Trombonist plays with Glenn Miller orchestra

2006-12-01 / News

By Caroline Judson

Tom Parker
Tom Parker

Tom Parker wanted to learn to play the trombone while in bed. At eleven years old, his hip was in a cast and he had to stay in bed for a year. His grandmother took care of him. John Fogle, the band director of Parker's school in Walterboro brought him a clarinet, but he refused it and insisted he wanted to play a trombone. While bedridden, Parker was taught the basics. When he recovered, he played the trombone in the high school band which helped him win a scholarship to the Cincinnati Conservatory of Music.

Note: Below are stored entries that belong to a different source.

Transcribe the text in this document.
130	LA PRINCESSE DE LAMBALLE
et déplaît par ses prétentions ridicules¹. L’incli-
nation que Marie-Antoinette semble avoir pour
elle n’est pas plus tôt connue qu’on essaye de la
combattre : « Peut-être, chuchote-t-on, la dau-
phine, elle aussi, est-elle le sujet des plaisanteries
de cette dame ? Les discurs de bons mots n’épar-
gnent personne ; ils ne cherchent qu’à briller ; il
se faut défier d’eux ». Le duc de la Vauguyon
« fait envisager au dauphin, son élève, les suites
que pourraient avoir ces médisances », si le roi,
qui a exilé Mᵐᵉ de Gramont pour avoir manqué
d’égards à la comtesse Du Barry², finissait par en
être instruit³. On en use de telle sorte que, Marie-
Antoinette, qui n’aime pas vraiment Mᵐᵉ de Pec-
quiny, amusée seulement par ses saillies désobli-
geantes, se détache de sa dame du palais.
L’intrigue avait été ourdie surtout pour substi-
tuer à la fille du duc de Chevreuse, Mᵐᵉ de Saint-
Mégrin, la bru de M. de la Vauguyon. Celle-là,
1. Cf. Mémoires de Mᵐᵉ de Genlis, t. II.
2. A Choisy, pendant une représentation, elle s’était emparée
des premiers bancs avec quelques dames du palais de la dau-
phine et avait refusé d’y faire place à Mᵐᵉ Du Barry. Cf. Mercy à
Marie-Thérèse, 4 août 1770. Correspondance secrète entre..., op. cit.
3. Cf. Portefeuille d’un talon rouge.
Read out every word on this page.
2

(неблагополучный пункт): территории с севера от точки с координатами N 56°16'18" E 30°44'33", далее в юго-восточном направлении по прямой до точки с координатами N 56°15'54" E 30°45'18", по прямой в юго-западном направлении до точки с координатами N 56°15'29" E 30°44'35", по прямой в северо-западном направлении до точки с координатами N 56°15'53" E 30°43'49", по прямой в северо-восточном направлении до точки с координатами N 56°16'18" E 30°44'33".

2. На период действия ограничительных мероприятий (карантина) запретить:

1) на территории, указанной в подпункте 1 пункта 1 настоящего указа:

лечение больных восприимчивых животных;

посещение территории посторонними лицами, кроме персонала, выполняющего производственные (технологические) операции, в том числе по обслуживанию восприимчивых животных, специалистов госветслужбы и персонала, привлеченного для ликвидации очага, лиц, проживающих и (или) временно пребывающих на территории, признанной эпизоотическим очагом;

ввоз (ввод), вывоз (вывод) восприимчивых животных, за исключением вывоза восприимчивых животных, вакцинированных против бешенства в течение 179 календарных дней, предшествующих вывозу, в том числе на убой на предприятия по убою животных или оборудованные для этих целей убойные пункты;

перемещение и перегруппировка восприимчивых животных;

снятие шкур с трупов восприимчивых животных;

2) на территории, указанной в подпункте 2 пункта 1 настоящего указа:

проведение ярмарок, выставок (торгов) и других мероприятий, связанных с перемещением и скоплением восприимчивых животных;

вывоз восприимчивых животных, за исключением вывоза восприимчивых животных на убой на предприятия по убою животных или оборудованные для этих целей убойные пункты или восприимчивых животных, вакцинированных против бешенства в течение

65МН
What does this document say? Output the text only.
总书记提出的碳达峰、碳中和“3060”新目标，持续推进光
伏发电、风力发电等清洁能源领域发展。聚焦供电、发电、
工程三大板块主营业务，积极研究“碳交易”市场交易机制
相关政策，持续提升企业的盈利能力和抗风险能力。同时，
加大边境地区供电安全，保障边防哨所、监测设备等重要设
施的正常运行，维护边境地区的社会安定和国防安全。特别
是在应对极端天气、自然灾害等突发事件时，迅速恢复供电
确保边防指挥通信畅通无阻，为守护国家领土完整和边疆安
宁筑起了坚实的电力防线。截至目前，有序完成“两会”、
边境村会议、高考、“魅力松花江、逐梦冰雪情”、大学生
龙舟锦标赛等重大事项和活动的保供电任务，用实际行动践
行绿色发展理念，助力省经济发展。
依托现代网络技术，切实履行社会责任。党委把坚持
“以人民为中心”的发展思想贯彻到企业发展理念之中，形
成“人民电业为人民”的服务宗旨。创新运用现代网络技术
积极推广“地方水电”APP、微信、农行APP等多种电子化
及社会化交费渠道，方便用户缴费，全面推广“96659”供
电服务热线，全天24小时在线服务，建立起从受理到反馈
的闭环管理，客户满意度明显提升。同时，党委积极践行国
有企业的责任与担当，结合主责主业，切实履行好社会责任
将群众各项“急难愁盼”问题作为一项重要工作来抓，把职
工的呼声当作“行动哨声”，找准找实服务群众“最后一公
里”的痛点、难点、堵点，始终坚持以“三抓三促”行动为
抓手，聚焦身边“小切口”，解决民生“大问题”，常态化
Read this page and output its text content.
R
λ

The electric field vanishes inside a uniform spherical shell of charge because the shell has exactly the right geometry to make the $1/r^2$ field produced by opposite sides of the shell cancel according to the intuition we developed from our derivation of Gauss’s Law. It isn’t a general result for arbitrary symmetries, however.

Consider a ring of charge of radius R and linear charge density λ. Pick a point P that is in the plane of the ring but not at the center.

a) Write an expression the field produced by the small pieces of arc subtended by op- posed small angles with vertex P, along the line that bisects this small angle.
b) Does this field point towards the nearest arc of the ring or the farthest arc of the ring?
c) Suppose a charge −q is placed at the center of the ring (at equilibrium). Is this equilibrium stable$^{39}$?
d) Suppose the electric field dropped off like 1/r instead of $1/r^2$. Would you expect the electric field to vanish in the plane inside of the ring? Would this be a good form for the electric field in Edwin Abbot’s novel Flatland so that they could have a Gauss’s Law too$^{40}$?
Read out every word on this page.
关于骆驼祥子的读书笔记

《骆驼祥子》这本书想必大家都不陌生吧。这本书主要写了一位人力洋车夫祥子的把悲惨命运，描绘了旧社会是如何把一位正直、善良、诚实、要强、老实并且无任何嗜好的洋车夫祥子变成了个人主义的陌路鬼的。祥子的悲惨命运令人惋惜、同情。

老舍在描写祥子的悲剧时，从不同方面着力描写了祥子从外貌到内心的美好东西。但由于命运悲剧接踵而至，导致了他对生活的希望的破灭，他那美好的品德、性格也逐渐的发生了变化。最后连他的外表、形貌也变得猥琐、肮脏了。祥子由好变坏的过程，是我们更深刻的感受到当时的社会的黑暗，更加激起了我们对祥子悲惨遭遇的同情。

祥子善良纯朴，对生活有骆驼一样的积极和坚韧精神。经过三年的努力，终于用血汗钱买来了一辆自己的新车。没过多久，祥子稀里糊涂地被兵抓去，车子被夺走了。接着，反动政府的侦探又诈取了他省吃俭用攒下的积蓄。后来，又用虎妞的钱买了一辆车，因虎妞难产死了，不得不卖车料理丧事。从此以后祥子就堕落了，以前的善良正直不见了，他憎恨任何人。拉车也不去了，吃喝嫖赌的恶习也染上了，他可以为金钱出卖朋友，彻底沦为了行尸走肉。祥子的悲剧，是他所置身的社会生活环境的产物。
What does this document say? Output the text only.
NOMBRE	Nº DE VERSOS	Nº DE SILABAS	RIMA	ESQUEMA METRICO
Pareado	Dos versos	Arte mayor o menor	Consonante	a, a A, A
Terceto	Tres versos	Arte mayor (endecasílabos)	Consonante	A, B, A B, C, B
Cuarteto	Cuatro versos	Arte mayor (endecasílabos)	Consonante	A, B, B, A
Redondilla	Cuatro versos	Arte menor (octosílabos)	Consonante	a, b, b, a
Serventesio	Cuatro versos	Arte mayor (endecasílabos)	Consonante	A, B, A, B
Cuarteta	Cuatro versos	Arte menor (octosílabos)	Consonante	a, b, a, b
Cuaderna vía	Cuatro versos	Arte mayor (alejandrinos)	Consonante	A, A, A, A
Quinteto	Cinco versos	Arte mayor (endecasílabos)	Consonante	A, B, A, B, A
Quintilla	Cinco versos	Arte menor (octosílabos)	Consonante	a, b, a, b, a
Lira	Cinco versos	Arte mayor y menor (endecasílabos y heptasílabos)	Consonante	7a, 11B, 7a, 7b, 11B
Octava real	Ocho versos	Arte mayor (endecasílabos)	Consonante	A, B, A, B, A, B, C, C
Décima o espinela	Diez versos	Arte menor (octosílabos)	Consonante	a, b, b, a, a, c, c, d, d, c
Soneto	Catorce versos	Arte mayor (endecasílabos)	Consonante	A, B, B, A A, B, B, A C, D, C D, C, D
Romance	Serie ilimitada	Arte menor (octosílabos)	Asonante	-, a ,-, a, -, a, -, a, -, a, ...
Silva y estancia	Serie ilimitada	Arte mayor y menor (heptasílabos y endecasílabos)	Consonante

After graduating from the conservatory, he continued his education at the Curtiss Institute of Music while working in the summers in Atlantic City playing trombone.

One of his favorite pastimes has been cutting out pictures of trombones from the Sears catalog, and since childhood, putting them on the walls of his room.

He remembers the era when Glenn Miller was famous as a band leader and when Miller went into the service he directed the Army Airforce Band. In 1972, Miller went on a trip to France. His plane was lost and Miller was never heard from again. In 1955, the movie The Glenn Miller Story stirred up a lot of interest again in the life of the band leader.

In 1956 Mrs. Helen Miller and the Glenn Miller Estate reformed the orchestra. Ray Mckinley, the singer with Glenn's orchestra led the group and Parker joined them as a trombonist. The orchestra traveled extensively and once during the Cold War in Yugoslavia the group's train car was side lined, and the band members were told they couldn't get off. They only had a few oranges with them. Tom had cheese he always carried, and they had to make do with this until some American authorities had the train car released after they had waited two days.The band traveled to Europe three times.

After leaving the band, Parker lived in California for 30 years. He went back to school on a scholarship at UCLA and got a masters degree in math. He was about to receive his Ph.D in math but ended up having to have two hips replaced as a result of arthritis he has had all his life.

Parker is now back in his home state of South Carolina. He has resumed practicing his trombone and "getting back his chops." Today he enjoys his music with friends in Columbia.